A comprehensive, up-to-date emoji dataset based on Unicode Emoji Version 17 — provided in both JSON and CSV formats.
This repository contains 3953 emoji entries, including all variants of the same emoji. Each entry includes a rich set of properties to make the dataset useful for developers, data scientists, linguists, UX designers, and anyone working with emoji data.
Unlike many existing emoji data collections, this project aims to be:
- Most up-to-date — aligned to the latest Emoji Version 17
- Most complete — includes all emoji variants (fully-qualified, sequences, modifiers, etc.)
- Full-featured — each emoji includes many useful encodings and representations
- Easy to use — provided in both JSON and CSV formats for flexible integration
Each emoji in this database includes the following properties:
-
ID — A custom internal identifier (arbitrary, sequential, no semantic order)
Example:3388 -
Emoji Character — The actual emoji (or emoji sequence)
Example:🔨 -
Unicode Code Point(s) — Unicode notation separated by spaces (
U+XXXX)
Example:U+1F528 -
Hex Code — Hex code sequence separated by spaces
Example:1F528 -
Decimal Code — Decimal code sequence separated by spaces
Example:128296 -
HTML Entity (Hex) — HTML hex entity format
Example:🔨 -
HTML Entity (Decimal) — HTML decimal entity format
Example:🔨 -
URL Encoded — Percent-encoded representation
Example:%F0%9F%94%A8 -
JS Encoded — JavaScript Unicode escape format
Example:\ud83d\udd28 -
Markdown Name — Slack/GitHub style short-code name
Example::hammer: -
Name (English) — The official English name
Example:hammer
There are existing emoji data repositories on GitHub, such as:
-
WebDevTales/emoji-data — A JSON-based collection of emoji characters with basic metadata (Unicode, HTML codes, etc.)

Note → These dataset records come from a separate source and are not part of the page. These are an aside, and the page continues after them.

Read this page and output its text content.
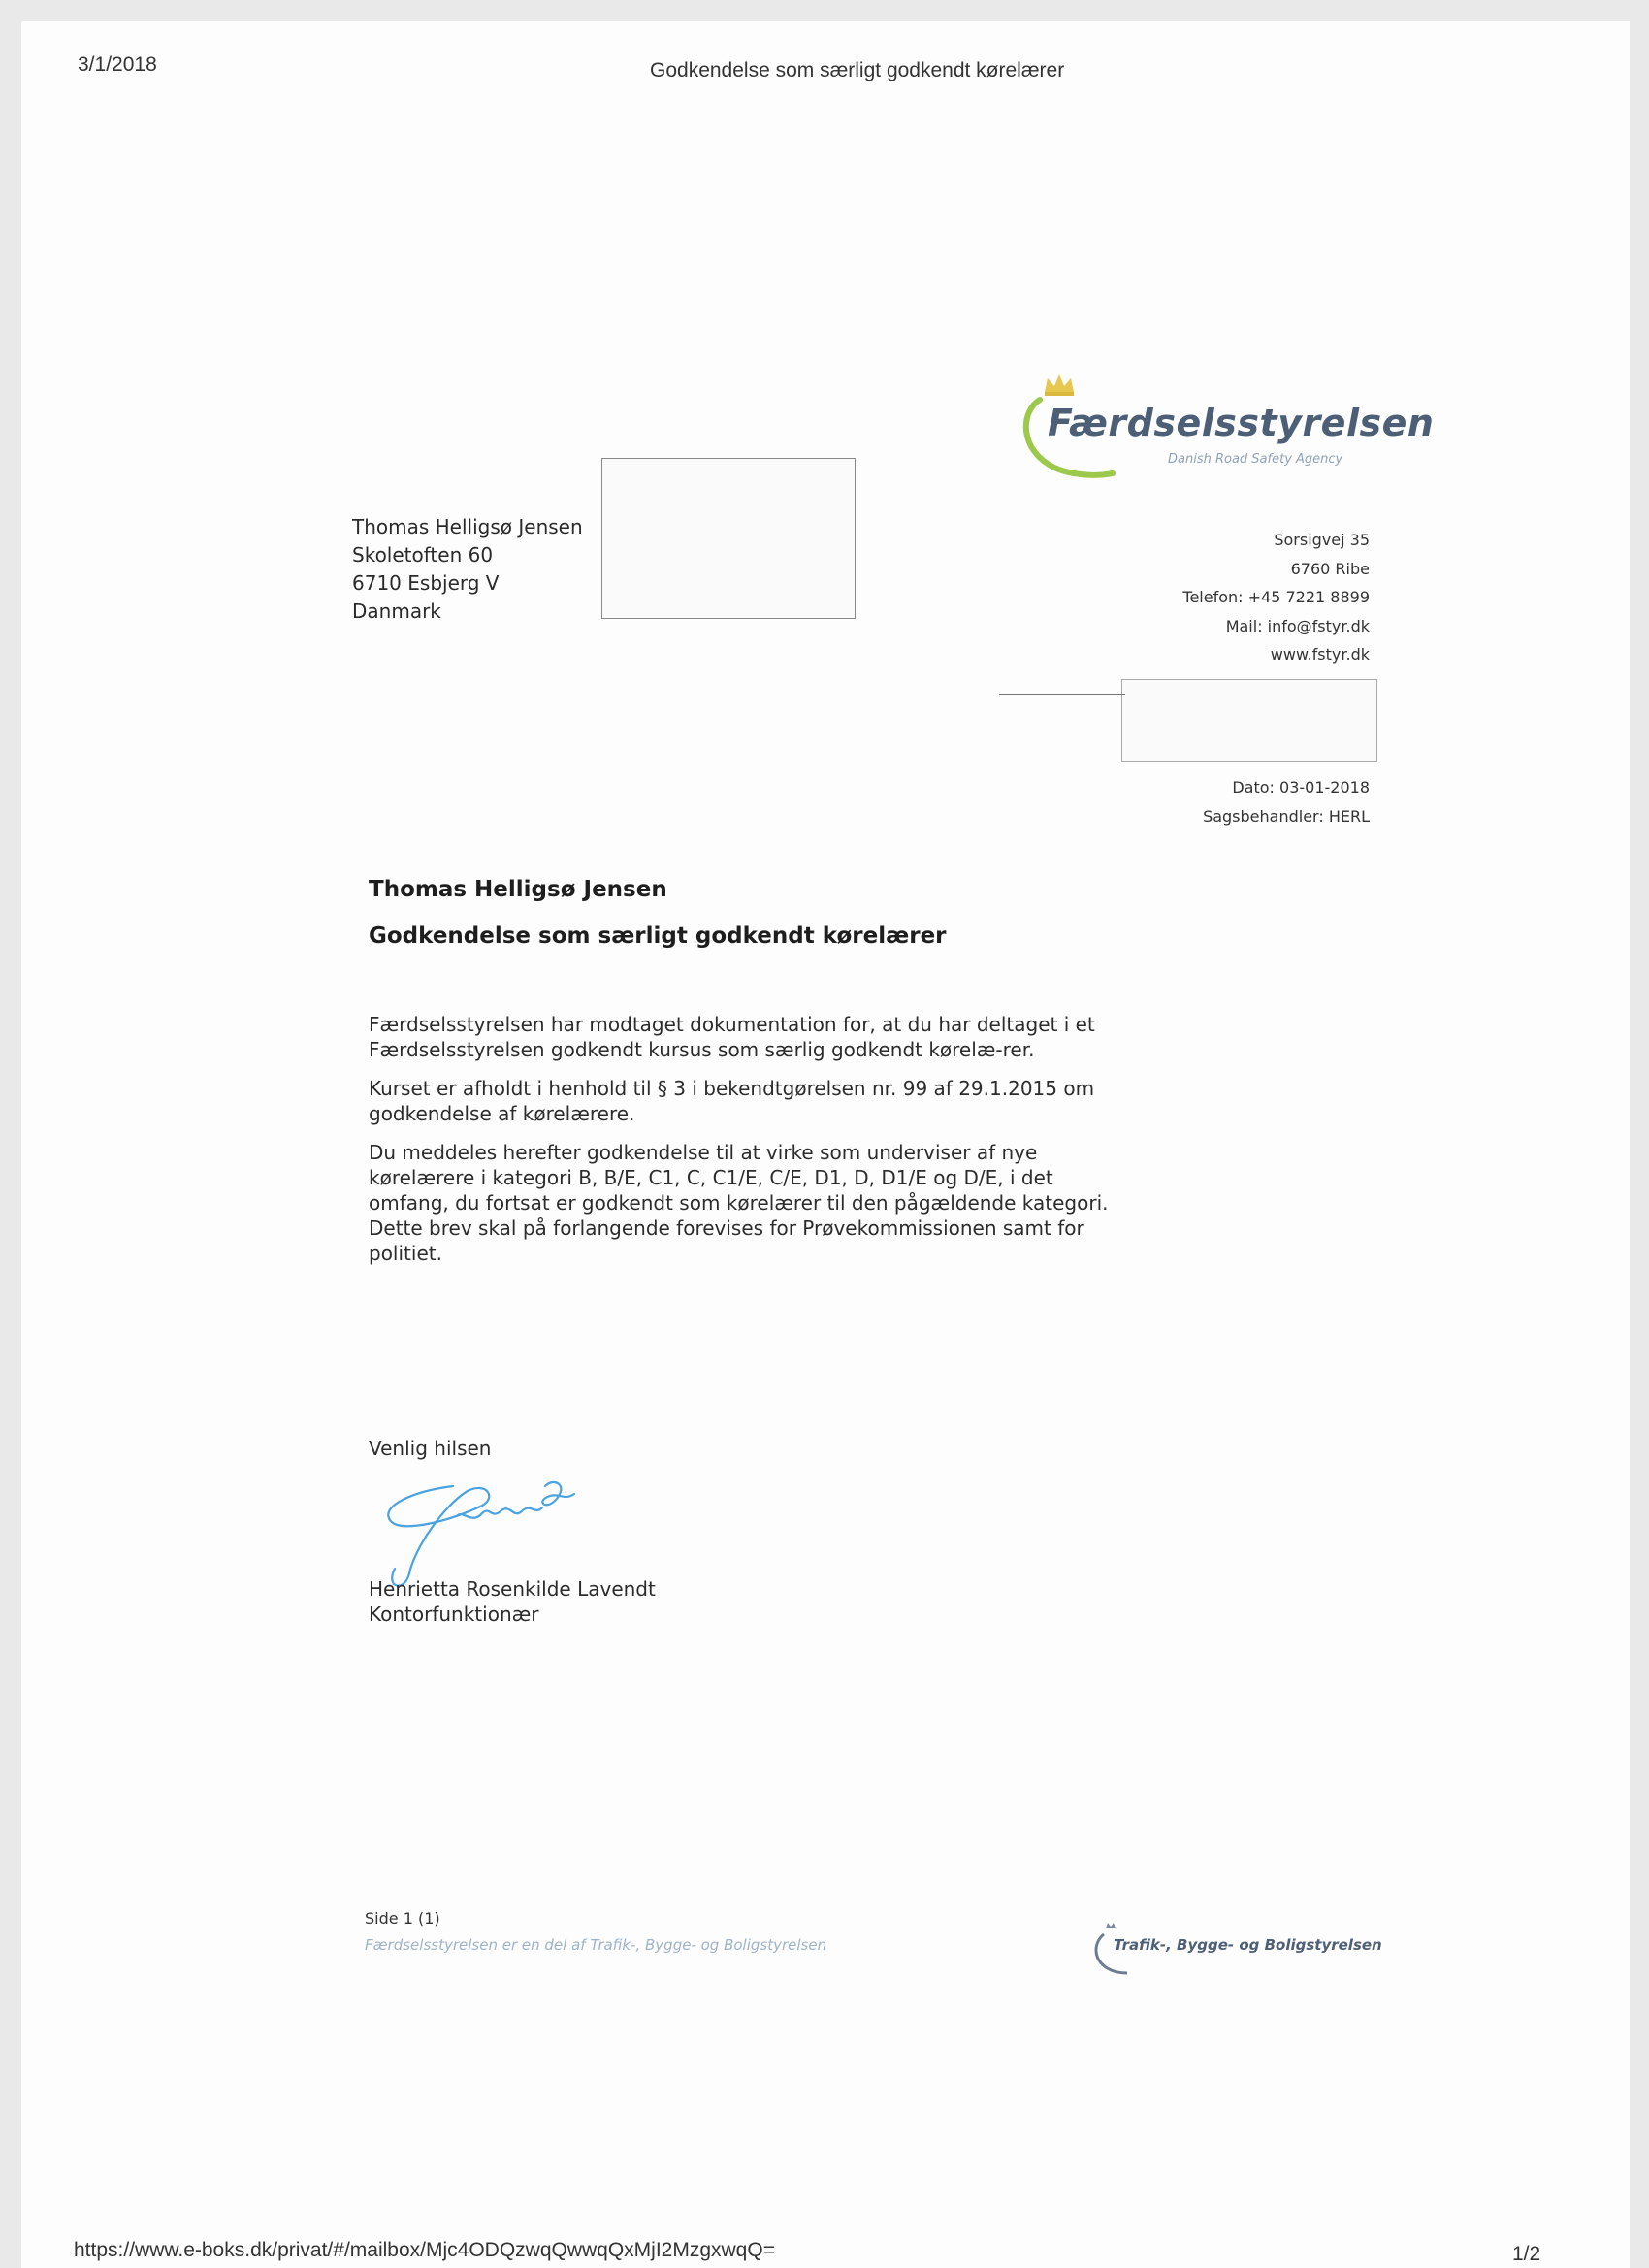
3/1/2018	Godkendelse som særligt godkendt kørelærer
Færdselsstyrelsen
Danish Road Safety Agency
Thomas Helligsø Jensen
Skoletoften 60
6710 Esbjerg V
Danmark
Sorsigvej 35
6760 Ribe
Telefon: +45 7221 8899
Mail: info@fstyr.dk
www.fstyr.dk
Dato: 03-01-2018
Sagsbehandler: HERL
Thomas Helligsø Jensen
Godkendelse som særligt godkendt kørelærer

Færdselsstyrelsen har modtaget dokumentation for, at du har deltaget i et Færdselsstyrelsen godkendt kursus som særlig godkendt kørelæ-rer.

Kurset er afholdt i henhold til § 3 i bekendtgørelsen nr. 99 af 29.1.2015 om godkendelse af kørelærere.

Du meddeles herefter godkendelse til at virke som underviser af nye kørelærere i kategori B, B/E, C1, C, C1/E, C/E, D1, D, D1/E og D/E, i det omfang, du fortsat er godkendt som kørelærer til den pågældende kategori. Dette brev skal på forlangende forevises for Prøvekommissionen samt for politiet.

Venlig hilsen
Henrietta Rosenkilde Lavendt
Kontorfunktionær
Side 1 (1)
Færdselsstyrelsen er en del af Trafik-, Bygge- og Boligstyrelsen	Trafik-, Bygge- og Boligstyrelsen
https://www.e-boks.dk/privat/#/mailbox/Mjc4ODQzwqQwwqQxMjI2MzgxwqQ=	1/2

https://github.com/WebDevTales/emoji-data -
caiyongji/emoji-list — A long-standing emoji list with GPL-licensed emoji data for general use
https://github.com/caiyongji/emoji-list
However, this repository differs because:
- It covers the latest Emoji 17 standard
- It contains a larger and more complete emoji set
- It provides multiple encoding formats for each emoji
- It is designed as a developer-friendly emoji database, not just a simple list
/
├── emoji-codes-v17.json # JSON format emoji database
├── emoji-codes-v17.csv # CSV format emoji database
├── README.md # This documentation
└── LICENSE # License terms
Ideas, improvements, and enhancements are always welcome!
If you have suggestions, find issues, or want to improve the dataset:
- Open a GitHub Issue
- Submit a Pull Request
Your feedback and contributions help make this project better for everyone.
This project is open-source and distributed under the license specified in the LICENSE file.